В силу всех этих обстоятельств современное состояние теории эволюции не вызывает чувства удовлетворения.

Глава II ЭКОСИСТЕМНАЯ ТЕОРИЯ ЭВОЛЮЦИИ

Одним он (Эпиметей) дал силу без быстроты, других же, более слабых, наделил быстротой; одних он вооружил, другим, по природе безоружным, измыслил какое-нибудь другое средство во спасение… Все это он измыслил из осторожности, чтобы не исчез ни один род.

Платон. Протагор.

Считается, что Дарвину для завершения теории эволюции не хватало только генетики. Но, может быть, ему еще в большей степени не хватало экологии (правда, сам Дарвин развивал и то, и другое — я отношу теорию пангенеза к началам генетики, — но это были лишь первые шаги). Здесь мнения редукционистов и композиционистов неизбежно разойдутся. Первые сводят свойства системы к свойствам ее компонентов и соответственно ищут первопричину развития во все более мелких компонентах. Вторые признают особые системные свойства, порожденные взаимодействием компонентов («эмергентные»); у самих компонентов этих свойств нет — стало быть, бесполезно обращаться к ним в поисках первопричин.

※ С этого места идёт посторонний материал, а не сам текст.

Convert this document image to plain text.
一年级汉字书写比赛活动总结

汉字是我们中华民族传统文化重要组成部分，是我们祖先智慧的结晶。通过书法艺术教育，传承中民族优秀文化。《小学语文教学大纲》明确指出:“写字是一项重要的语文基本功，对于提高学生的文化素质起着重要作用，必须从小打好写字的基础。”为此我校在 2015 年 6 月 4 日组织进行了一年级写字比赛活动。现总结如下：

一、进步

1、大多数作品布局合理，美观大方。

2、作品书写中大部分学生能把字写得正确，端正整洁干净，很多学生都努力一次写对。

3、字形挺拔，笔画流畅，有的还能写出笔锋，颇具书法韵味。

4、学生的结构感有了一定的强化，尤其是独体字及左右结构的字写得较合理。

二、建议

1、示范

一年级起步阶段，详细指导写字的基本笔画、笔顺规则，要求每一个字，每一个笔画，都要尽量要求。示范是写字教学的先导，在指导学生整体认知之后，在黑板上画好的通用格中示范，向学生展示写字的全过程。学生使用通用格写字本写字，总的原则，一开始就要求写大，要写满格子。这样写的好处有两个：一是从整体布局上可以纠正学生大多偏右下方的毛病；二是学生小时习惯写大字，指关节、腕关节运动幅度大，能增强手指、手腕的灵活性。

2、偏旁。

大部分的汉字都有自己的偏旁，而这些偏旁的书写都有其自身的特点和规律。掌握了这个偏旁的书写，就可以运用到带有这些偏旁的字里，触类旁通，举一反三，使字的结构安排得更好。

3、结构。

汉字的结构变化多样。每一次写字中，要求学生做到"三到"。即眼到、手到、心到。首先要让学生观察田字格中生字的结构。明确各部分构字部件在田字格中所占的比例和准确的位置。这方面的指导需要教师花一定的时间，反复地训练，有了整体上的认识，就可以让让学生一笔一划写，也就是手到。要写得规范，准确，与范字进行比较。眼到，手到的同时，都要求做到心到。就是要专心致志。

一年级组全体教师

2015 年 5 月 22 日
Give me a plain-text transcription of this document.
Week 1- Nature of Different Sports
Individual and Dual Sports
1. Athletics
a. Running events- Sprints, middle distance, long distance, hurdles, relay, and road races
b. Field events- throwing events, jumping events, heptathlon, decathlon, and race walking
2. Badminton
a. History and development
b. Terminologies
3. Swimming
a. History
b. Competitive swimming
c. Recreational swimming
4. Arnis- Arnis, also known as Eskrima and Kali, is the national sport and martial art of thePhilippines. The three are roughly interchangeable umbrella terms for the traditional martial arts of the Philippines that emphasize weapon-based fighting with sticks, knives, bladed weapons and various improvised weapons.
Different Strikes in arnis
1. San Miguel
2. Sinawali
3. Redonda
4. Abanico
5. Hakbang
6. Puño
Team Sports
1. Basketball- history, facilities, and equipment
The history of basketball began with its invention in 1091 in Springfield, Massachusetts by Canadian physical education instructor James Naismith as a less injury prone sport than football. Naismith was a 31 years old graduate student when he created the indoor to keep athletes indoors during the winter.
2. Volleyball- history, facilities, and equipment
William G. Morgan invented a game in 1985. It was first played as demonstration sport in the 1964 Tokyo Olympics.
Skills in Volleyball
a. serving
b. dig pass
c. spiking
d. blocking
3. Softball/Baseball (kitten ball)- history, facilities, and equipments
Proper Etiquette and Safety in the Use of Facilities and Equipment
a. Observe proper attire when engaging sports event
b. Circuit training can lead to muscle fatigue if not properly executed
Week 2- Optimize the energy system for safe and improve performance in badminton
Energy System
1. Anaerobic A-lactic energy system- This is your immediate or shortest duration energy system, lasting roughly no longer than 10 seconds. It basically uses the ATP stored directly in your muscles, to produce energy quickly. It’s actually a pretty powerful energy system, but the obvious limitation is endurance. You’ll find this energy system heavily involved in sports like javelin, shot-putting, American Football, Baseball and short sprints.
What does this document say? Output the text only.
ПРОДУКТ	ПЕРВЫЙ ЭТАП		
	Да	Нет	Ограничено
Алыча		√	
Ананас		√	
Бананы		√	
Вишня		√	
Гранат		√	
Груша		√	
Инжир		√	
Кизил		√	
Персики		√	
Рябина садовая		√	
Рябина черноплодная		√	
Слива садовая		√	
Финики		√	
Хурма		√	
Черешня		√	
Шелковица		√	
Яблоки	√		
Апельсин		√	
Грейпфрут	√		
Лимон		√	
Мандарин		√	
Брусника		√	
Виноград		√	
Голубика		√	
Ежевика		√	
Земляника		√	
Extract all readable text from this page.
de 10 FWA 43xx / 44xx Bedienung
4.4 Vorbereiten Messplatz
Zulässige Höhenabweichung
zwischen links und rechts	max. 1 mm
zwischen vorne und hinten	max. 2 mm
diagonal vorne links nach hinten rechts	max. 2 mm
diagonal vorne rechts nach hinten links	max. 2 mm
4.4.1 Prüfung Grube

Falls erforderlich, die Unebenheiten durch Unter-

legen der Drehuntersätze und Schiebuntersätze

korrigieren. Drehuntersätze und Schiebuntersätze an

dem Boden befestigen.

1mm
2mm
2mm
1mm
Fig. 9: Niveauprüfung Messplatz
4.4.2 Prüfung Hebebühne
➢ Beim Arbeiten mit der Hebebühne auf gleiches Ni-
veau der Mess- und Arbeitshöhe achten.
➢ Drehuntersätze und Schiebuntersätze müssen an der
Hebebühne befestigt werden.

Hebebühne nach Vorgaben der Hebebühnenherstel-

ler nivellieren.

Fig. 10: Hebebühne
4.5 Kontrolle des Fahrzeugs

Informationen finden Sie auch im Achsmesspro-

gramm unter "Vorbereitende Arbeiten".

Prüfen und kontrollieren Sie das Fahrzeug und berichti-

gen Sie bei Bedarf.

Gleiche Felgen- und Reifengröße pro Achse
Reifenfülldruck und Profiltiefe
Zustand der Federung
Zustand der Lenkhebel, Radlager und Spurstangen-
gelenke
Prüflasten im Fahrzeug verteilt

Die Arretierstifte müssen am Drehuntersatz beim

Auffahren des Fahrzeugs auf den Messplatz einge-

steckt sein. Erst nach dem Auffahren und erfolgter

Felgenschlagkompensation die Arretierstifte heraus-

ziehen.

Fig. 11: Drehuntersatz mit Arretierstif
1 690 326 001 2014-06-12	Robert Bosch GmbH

Структура синтетической теории эволюции в том виде, в каком она излагается в учебниках, свидетельствует о том, что редукционистский подход взял верх. Изложение начинают с самого элементарного из известных нам уровней — генных мутаций, которые случайны, т. е. необъяснимы. Затем включается естественный отбор, превращающий случайное в закономерное и ведущий нас от генов к фенам, популяциям, видам и сообществам.

Кажется, иначе и невозможно — вначале был хаос, из него возник порядок, а вместе с ним и причинность. Но, может быть, мы просто начали не с того конца?

Компоненты определяют свойства системы, а система — свойства компонентов. Конечно, толпа — это всего лишь большое скопление людей, но человек в толпе — уже не тот, что наедине с собой, и встроенная в геном частица ДНК отличается от свободной. Парадокс компонента и системы заключается в том, что система предназначена для сохранения компонента, но сохранение самой системы требует его изменения. Когда-то люди селились в городах ради собственной безопасности, но потом готовы были жертвовать собой ради безопасности городов. Чтобы понять, что произошло с человеком в толпе (или ДНК-овой частицей в геноме), нужно взглянуть на толпу (или геном). Хотя существует и восходящая, и нисходящая причинность, импульс развития, по-видимому, распространяется сверху вниз, от системы к ее компонентам, диктуя последовательность эволюционных объяснений. Во всяком случае попытки эволюционистов идти снизу вверх, от компонентов к системе, всегда кончались или отказом от объяснения (апелляция к случайности), или метафизическими псевдообъяснениями (апелляция к изначально присущему, «жизненной силе» и т. п.). Поэтому изложение экосистемной теории мы начнем, в отличие от традиционной, с систем высшего уровня.

ГЕОЛОГИЧЕСКИЕ КРИЗИСЫ

Основные черты строения Земли возникли на очень ранней, возможно, еще протопланетной стадии. Однако в ее недрах не прекращаются процессы, находящие поверхностное выражение в поднятии и опускании континентов, дроблении и смятии в складки пород земной коры, вулканизме и оказывающие разнообразное влияние на (очевидно, порожденные ими) водную и воздушную оболочки, биосферу и жизнь.